Jiang Song, Narayan Vikram, Warlick Christopher
Department of Urology, University of Minnesota, Minneapolis, MN, USA.
Transl Androl Urol. 2018 Apr;7(2):214-220. doi: 10.21037/tau.2017.09.11.
Active surveillance (AS) for the management of low-risk prostate cancer has been increasing and in the general population appears safe, allowing for a reduction in the harms of prostate cancer screening such as overtreatment. African-American (AA) men have overall worse outcomes from prostate cancer compared to Caucasian-American (CA) men for a variety of socioeconomic, cultural and possibly biologic reasons, thus complicating the use of AS in this population. Strategies for optimizing care and mitigating risk in this population include pursuing close surveillance with steadfast patient compliance, the use of multiparametric MRI with targeted biopsies including the anterior prostate to reduce the risk of undersampling, as well as a judicious and thoughtful incorporation of novel molecular biomarkers for risk stratification. Currently, there exists no direct data to suggest that AS cannot be safely carried out in AA men following an informed discussion and after engaging in shared decision making. Physicians should have a low threshold for consideration of definitive therapy. Additional efforts should be made in increasing the engagement of minority participants in clinical trials, to gain an improved representation of underserved populations in future research.

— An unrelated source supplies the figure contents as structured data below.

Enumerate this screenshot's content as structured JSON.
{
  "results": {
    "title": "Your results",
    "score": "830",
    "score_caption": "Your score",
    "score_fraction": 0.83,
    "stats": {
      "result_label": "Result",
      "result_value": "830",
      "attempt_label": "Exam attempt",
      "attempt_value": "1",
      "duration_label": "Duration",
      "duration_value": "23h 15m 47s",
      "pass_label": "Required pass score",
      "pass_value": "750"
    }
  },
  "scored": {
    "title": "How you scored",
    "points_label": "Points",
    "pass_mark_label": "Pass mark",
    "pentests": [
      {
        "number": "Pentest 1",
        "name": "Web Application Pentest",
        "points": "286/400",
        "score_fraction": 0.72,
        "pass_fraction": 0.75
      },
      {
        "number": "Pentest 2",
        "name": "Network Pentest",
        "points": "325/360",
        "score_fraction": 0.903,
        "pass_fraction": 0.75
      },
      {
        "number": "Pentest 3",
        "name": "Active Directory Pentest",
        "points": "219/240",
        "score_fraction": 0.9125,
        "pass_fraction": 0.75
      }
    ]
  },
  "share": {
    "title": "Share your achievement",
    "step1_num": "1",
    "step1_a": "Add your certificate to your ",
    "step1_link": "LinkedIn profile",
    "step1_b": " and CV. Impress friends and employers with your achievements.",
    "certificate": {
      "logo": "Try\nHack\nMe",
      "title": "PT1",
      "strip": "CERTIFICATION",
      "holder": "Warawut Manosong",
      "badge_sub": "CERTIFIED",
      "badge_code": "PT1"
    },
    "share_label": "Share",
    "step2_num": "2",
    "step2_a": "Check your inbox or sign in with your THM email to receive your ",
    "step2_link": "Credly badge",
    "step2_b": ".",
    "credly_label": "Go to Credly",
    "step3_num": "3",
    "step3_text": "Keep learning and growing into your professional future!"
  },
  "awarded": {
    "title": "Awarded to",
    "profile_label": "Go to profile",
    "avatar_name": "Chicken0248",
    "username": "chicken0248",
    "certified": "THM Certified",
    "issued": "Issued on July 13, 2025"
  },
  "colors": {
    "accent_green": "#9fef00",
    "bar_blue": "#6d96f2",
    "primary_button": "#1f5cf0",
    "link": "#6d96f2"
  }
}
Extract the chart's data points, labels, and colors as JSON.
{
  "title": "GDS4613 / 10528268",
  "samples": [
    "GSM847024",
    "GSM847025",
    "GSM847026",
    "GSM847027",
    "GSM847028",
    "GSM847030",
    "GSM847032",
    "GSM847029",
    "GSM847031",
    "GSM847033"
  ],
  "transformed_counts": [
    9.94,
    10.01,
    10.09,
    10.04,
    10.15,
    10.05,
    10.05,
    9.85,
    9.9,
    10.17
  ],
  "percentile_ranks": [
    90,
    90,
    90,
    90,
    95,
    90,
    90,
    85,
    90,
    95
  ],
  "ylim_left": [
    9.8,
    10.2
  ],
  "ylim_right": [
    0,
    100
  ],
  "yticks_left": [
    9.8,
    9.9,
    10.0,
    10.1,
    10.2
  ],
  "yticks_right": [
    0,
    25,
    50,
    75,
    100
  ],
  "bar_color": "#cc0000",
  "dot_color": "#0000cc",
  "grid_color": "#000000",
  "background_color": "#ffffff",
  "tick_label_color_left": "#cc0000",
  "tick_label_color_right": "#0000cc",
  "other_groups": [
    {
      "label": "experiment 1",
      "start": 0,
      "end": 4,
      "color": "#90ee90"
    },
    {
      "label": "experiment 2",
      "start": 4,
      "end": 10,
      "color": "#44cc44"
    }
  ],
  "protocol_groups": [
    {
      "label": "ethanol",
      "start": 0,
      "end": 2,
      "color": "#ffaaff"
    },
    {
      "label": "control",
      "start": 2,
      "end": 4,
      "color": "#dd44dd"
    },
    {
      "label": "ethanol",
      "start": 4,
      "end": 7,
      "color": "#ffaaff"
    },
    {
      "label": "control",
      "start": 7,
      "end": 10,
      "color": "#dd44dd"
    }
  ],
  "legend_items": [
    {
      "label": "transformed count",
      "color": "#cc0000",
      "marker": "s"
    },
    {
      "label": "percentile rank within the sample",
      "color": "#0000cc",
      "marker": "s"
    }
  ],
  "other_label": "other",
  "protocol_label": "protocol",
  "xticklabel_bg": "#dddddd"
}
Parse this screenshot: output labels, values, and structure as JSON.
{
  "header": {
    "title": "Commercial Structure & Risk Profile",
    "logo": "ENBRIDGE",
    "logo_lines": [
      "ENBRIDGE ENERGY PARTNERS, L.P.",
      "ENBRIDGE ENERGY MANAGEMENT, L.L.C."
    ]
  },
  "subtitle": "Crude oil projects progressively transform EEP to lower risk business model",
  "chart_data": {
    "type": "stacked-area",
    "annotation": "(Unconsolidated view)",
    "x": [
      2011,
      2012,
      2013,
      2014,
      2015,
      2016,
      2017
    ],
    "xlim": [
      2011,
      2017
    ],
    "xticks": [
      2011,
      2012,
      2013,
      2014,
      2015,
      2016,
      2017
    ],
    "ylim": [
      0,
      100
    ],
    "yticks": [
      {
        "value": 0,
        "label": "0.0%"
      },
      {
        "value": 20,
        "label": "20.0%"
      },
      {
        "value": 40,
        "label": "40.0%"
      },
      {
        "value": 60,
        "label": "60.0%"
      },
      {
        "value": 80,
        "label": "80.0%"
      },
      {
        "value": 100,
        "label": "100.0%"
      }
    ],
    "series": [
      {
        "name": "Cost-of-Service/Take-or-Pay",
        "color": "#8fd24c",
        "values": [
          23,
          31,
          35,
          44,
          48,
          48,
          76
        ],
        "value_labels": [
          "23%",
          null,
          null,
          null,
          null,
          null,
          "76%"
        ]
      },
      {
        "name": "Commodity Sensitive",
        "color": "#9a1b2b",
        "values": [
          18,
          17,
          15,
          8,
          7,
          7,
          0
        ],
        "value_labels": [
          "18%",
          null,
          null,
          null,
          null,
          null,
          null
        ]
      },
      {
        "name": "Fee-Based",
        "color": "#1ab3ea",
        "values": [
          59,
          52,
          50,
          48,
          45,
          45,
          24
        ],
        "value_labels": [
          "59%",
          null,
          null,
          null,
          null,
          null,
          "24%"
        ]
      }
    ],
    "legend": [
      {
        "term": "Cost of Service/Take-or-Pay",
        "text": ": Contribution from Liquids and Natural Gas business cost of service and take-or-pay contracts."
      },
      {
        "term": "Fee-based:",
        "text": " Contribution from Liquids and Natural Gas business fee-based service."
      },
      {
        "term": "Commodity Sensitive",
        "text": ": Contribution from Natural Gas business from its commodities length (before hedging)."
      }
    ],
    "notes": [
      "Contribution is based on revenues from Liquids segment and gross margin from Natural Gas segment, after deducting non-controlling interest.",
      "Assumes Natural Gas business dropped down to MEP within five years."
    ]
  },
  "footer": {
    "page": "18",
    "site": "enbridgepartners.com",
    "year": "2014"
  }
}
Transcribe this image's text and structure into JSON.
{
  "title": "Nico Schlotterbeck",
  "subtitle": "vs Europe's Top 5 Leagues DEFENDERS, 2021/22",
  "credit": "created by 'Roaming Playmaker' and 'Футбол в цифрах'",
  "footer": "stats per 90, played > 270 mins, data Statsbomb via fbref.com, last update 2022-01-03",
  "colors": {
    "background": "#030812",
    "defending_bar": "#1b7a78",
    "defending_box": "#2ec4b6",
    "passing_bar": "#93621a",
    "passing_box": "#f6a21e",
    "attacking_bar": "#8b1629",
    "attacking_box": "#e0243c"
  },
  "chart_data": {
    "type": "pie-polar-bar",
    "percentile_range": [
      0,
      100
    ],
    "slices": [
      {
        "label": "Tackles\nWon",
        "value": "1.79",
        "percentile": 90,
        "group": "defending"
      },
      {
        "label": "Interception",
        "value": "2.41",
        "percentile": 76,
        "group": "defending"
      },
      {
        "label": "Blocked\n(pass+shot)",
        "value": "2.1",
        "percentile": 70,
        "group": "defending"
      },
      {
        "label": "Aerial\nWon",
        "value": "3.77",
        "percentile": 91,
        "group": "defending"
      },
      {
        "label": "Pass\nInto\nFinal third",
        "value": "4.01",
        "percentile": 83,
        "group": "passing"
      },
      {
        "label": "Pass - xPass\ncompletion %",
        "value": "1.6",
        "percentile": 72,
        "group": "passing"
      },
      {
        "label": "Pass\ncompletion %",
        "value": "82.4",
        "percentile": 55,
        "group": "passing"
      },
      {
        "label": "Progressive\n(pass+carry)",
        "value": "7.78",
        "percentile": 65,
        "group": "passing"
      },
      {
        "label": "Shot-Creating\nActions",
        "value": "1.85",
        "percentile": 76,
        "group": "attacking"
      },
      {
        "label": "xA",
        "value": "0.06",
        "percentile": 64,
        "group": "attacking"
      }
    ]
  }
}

对低风险前列腺癌进行主动监测(AS)的应用一直在增加,在普通人群中似乎是安全的,这有助于减少前列腺癌筛查带来的危害,如过度治疗。由于各种社会经济、文化以及可能的生物学原因,与美国白人(CA)男性相比,非裔美国(AA)男性前列腺癌的总体预后更差,这使得在该人群中应用AS变得复杂。在该人群中优化护理和降低风险的策略包括:在患者坚定依从的情况下进行密切监测;使用多参数MRI并结合靶向活检,包括对前列腺前部进行活检,以降低取样不足的风险;以及明智且审慎地纳入新型分子生物标志物进行风险分层。目前,没有直接数据表明在经过充分讨论并参与共同决策后,AA男性不能安全地进行AS。医生应降低对确定性治疗的考虑门槛。应做出更多努力,增加少数族裔参与者参与临床试验的机会,以便在未来研究中更好地代表服务不足的人群。